This Niles Power block with built in 12v trigger works well. I have one. But its a bit more than I would pay. I got mine for $70 on ebay


----------



## Anthony (Oct 5, 2006)

If you were going to pay that, I would buy it from OneCall instead (on the same page). They have great customer service. I got a damaged speaker once and they replaced it right away. I also got a closeout on a Panamax unit that they admittedly had the wrong price for (but honored it anyway).


----------



## hjones4841 (Jan 21, 2009)

This works well switching my Hsu subs with the 12V out of my Denon:

http://www.amazon.com/Panamax-M10-H...ds=Panamax+M10-HT-PRO+Home+Theater+Management

Price is kinda high now - I got mine on Gold Box from Amazon for about $70, so shop around. Plus, you get surge protection with this one.

Edit: I just noticed that the Amazon description no longer states that it has a 12V trigger in that switches some of the outlets.
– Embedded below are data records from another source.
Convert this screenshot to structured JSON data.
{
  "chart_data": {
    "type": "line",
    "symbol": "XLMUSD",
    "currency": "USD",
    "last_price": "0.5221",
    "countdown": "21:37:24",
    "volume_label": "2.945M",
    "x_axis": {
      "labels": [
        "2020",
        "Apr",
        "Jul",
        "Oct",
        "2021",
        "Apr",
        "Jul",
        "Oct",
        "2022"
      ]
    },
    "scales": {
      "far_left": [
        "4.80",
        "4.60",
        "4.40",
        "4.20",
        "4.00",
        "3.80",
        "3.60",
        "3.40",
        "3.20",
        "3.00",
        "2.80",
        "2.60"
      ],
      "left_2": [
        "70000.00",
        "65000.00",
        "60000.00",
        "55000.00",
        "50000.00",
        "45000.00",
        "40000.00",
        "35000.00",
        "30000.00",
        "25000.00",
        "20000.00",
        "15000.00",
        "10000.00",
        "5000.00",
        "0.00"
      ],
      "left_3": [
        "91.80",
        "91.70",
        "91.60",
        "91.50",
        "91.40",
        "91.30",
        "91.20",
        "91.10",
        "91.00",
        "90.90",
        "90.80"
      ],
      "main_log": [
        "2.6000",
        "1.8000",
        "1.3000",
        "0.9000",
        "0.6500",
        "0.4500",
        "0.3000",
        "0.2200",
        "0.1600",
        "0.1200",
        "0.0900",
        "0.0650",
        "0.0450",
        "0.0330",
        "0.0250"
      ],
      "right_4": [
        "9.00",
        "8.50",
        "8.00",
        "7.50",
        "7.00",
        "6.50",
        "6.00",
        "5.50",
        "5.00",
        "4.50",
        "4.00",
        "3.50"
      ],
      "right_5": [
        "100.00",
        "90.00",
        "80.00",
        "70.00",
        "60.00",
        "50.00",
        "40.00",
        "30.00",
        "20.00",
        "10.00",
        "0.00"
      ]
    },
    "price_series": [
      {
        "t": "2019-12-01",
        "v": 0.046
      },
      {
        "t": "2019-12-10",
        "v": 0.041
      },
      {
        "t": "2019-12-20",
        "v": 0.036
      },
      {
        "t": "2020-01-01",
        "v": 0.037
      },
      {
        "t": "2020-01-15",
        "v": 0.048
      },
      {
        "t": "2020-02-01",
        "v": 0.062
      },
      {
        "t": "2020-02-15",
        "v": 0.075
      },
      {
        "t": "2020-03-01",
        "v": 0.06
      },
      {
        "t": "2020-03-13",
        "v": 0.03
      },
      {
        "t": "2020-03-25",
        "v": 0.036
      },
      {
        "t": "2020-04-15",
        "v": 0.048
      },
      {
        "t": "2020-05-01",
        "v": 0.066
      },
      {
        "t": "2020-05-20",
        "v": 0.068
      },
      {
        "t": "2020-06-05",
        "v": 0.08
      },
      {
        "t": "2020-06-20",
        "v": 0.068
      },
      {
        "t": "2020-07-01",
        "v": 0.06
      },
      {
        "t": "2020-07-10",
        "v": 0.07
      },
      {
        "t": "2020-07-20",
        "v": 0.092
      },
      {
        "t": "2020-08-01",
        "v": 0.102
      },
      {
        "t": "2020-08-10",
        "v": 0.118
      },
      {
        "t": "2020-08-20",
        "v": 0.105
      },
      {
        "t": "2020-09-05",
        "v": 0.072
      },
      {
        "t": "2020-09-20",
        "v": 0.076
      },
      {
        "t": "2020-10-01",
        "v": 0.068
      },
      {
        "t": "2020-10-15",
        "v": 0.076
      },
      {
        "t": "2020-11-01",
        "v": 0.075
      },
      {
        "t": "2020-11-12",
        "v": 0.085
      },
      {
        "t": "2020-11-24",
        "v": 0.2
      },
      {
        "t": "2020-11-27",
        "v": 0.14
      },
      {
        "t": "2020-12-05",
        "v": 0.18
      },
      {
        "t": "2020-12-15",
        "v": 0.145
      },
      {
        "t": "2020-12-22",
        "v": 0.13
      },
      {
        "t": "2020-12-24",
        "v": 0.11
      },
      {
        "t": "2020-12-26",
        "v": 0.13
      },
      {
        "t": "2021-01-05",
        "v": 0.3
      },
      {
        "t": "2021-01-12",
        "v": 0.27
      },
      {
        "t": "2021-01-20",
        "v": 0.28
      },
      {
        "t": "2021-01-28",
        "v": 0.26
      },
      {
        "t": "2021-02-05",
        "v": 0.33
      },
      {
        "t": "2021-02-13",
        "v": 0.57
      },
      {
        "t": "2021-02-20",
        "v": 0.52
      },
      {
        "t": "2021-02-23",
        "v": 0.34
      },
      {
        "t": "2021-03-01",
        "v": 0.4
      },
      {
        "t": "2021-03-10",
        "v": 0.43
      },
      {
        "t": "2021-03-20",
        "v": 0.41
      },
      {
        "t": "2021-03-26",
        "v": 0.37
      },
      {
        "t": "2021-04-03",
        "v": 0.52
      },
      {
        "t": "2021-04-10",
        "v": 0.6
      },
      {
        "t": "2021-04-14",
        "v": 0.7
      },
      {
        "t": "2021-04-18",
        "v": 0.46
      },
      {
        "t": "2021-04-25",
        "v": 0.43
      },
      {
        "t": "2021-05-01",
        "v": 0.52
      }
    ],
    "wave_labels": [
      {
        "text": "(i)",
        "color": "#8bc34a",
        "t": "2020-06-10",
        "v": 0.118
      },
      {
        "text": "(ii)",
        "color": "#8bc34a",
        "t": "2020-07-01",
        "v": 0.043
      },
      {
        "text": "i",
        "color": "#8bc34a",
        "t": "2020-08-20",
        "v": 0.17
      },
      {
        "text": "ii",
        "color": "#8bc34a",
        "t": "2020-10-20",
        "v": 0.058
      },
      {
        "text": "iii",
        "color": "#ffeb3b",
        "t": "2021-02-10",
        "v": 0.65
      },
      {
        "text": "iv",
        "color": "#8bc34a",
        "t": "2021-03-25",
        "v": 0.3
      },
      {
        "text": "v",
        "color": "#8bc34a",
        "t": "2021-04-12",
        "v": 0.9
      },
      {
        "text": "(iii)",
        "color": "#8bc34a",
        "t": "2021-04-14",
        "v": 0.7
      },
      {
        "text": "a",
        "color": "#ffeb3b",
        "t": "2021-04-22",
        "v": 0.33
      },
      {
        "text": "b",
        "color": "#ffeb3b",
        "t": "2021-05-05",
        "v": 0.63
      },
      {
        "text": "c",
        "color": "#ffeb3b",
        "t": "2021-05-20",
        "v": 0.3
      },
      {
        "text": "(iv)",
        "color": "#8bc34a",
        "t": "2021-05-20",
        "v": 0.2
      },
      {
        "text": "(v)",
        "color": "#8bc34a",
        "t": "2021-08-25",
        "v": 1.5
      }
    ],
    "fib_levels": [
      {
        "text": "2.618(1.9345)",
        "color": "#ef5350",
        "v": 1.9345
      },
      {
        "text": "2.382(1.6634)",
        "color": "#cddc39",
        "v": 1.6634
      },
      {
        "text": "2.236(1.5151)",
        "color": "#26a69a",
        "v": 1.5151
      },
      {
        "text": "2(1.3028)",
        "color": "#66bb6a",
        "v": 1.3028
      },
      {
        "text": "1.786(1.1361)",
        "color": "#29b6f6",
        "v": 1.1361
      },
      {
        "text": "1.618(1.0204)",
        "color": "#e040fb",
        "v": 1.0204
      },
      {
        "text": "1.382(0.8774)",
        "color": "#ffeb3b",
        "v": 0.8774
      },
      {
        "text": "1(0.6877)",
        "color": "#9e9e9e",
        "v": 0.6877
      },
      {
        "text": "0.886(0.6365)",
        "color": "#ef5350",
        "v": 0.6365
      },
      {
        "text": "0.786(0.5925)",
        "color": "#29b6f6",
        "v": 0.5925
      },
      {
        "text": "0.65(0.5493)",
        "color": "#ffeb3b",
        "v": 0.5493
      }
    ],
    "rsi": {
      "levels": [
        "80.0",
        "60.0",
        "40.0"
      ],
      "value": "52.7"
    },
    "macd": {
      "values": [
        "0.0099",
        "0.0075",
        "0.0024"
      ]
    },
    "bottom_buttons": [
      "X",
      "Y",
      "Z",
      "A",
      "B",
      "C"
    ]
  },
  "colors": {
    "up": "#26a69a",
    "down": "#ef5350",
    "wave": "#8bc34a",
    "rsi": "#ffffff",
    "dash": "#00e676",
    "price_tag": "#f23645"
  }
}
Check on the Panamax website and you should see that feature discussed.


----------



## Mightywetfoot (Dec 5, 2007)

Would a single plug in option be advised running two EP4000?


----------



## hjones4841 (Jan 21, 2009)

The instruction manual for the EP4000 says 2600W power consumption for one amp. But it also says it has a 15A breaker, which limits the available power to 15A x 120V = 1800W. However, the 2600W is not sustained, since average power will be well below that.

If you intend to run two amps at full tilt, then one outlet won't be enough. You could always try it and if the house power panel breaker trips you can run another circuit. Just be sure that your house power panel breaker is working properly. OR, better yet, avoid the issue and put them on separate circuits. Notice that I said separate circuits, not separate outlets since one house power panel breaker feeds more than one outlet in almost all cases.


----------



## Mightywetfoot (Dec 5, 2007)

The Panamax M10-HT-PRO has a max current rating of 15A, I have a dedicated 20A leg now for the sub amps. I will be running the amps at about half power 1200 - watts RMS each and even then that will be dependent on the LFE.


----------



## hjones4841 (Jan 21, 2009)

I am running 2 Hsu ULS-15s on one M10-HT-PRO and 2 more on another M10-HT-PRO. The ULS-15 amps are rated 600W RMS, 1KW peak. So the Panamax is OK with at least 1200 W RMS. Of course amp efficiencies (AC power in to speaker power out) vary, but I suspect for the power to weight ratio of the Behringers, they are pretty efficient.


----------